Hydration in a stick
Westerlay Orchids has taken an extra step to keep its flowers hydrated.
The Carpinteria company has started to place SmartWick, a self-watering system, in the Bloom Haus premium orchids it sells to stores.
SmartWick is a stick made from fiberglass or a similar material that goes inside a potted plant and pulls water to the roots, Westerlay Orchids owner and president Toine Overgaag told the News-Press.
He said SmartWick is being placed in orchids in Ralphs and other Kroger Co. stores and will be in orchids later this summer in Trader Joe’s and Albertsons.
The stick extends through the dirt and a hole in the bottom of a decorative pot. The stick draws water up from the reservoir below the pot. Westerlay Orchids recommends pouring 3 to 5 ounces of water into the pot when roots turn gray — once a week.
Mr. Overgaag, 47, explained the system, which is manufactured by a Dutch company, works because of capillary action — the ability of water to defy gravity.
“Think about if you’re in a restaurant, and you have a paper or cloth napkin. If you were to put it in a half cup of water, what happens? It doesn’t just stay wet where it’s touching the water,” Mr. Overgaag said.
He noted the water moves throughout the napkin in a process similar to that for SmartWick, which is useful for plants in general and orchids in particular.

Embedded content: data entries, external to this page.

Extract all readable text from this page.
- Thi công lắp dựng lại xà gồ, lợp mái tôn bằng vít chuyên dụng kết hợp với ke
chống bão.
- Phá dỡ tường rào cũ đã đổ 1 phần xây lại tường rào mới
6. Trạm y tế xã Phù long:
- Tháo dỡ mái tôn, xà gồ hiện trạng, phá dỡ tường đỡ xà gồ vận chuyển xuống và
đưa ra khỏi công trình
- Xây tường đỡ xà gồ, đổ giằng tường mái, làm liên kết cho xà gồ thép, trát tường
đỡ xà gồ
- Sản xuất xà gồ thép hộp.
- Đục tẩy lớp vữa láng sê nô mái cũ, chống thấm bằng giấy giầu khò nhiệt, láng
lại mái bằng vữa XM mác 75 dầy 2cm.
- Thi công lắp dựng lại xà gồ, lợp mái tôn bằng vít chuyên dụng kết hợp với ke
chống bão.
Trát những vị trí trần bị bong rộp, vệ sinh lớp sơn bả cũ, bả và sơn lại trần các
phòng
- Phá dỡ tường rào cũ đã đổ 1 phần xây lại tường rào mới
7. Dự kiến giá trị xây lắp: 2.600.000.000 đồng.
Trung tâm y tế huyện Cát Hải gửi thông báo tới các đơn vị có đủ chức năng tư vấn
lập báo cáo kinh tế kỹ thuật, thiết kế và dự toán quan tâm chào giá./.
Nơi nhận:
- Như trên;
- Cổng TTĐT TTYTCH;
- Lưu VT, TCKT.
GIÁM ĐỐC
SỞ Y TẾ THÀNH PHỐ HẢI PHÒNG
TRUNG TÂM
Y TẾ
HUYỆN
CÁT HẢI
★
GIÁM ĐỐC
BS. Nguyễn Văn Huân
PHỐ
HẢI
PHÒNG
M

“The reason it works so well for orchids is that orchids want just a little bit of water,” Mr. Overgaag explained. “It keeps a low but constant level of hydration for a much longer time.”
He said stores and customers alike benefit from the self-watering system.
“We want to make sure that when plants are in the store for a week or so, they stay nice and hydrated,” Mr. Overgaag said. “For customers, it makes taking care of the product at the home much, much easier.”
He said Westerlay Orchids isn’t charging stores extra for the presence of SmartWick in its pots and expects the volume of flowers sold will cover his company’s costs.
Mr. Overgaag said his company started testing SmartWick last fall after hearing about the Dutch product from a vendor in The Netherlands, where a company started to use the technology for plants a couple of years ago.
He gives the SmartWick high marks. “I don’t think there are any downsides to it.”